Dubé I D, Raimondi S C, Pi D, Kalousek D K
Blood. 1986 Apr;67(4):1181-4.
Four cases of T cell neoplasia are reported: three presenting as T cell acute lymphoblastic leukemia and one presenting in the leukemic phase of a T cell lymphoma. In all cases, the cells of the leukemic clone were characterized by an identical cytogenetic abnormality. This abnormality was a unique reciprocal translocation involving chromosomes 10 and 14. The breakpoint in chromosome 14 was in band q11, coincident with the assigned locus of the alpha-chain gene of the T cell antigen receptor. The breakpoint in chromosome 10 was in band q24, a region reported to include the locus of the terminal deoxynucleotidyltransferase (TdT) gene. Our observations suggest that translocation t(10;14)(q24;q11) is specific for T cell neoplasia and that a gene in chromosomal band 10q24, possibly the TdT gene, plays an important role in T cell neoplasia when its expression or coding sequence is altered by aberrant recombination involving a T cell antigen receptor gene.
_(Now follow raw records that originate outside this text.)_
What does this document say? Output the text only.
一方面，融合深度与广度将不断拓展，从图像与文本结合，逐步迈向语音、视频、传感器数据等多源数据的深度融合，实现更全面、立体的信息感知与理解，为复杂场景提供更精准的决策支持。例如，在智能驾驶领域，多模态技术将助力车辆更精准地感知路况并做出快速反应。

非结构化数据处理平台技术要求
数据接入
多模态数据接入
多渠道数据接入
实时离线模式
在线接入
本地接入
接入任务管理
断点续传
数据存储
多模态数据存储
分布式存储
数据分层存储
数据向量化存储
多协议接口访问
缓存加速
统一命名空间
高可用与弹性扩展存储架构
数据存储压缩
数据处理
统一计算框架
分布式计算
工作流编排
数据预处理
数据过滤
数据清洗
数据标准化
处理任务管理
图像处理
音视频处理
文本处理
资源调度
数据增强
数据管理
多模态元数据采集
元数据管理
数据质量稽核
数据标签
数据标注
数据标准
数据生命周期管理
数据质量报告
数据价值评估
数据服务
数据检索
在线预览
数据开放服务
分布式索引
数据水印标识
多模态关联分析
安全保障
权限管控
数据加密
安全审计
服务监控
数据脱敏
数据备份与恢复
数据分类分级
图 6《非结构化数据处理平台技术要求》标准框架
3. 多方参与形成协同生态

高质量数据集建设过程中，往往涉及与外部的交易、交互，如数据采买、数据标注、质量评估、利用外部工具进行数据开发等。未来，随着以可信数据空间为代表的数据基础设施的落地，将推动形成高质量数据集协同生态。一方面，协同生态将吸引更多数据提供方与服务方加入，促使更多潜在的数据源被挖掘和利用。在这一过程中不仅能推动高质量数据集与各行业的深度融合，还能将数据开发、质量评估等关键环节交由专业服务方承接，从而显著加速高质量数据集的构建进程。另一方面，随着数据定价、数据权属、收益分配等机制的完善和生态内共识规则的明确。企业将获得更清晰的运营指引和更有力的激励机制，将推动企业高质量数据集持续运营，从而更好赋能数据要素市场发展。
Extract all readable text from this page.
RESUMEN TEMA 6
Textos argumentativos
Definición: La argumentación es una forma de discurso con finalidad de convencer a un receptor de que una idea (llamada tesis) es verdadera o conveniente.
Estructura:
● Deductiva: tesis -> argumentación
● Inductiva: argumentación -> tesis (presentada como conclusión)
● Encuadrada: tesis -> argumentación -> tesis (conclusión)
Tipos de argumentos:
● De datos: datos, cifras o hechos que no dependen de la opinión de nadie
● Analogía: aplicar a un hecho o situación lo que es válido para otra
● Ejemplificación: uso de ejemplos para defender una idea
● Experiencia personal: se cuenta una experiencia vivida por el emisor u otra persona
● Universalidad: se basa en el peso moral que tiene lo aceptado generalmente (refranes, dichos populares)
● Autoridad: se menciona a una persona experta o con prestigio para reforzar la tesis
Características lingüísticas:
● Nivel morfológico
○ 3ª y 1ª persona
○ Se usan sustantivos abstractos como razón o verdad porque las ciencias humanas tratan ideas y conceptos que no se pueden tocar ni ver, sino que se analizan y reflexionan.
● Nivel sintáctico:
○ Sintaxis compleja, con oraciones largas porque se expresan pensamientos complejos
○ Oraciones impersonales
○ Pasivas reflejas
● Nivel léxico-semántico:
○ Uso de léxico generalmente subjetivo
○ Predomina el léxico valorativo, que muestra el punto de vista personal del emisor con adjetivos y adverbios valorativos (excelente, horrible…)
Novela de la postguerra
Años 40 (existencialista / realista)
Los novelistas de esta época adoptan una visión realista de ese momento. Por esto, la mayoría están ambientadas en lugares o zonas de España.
报告了4例T细胞肿瘤:3例表现为T细胞急性淋巴细胞白血病,1例表现为T细胞淋巴瘤的白血病期。在所有病例中,白血病克隆细胞具有相同的细胞遗传学异常特征。这种异常是涉及10号和14号染色体的独特相互易位。14号染色体的断点在q11带,与T细胞抗原受体α链基因的指定位点一致。10号染色体的断点在q24带,据报道该区域包括末端脱氧核苷酸转移酶(TdT)基因的位点。我们的观察结果表明,易位t(10;14)(q24;q11)对T细胞肿瘤具有特异性,并且当10q24染色体带中的一个基因(可能是TdT基因)的表达或编码序列因涉及T细胞抗原受体基因的异常重组而改变时,它在T细胞肿瘤中起重要作用。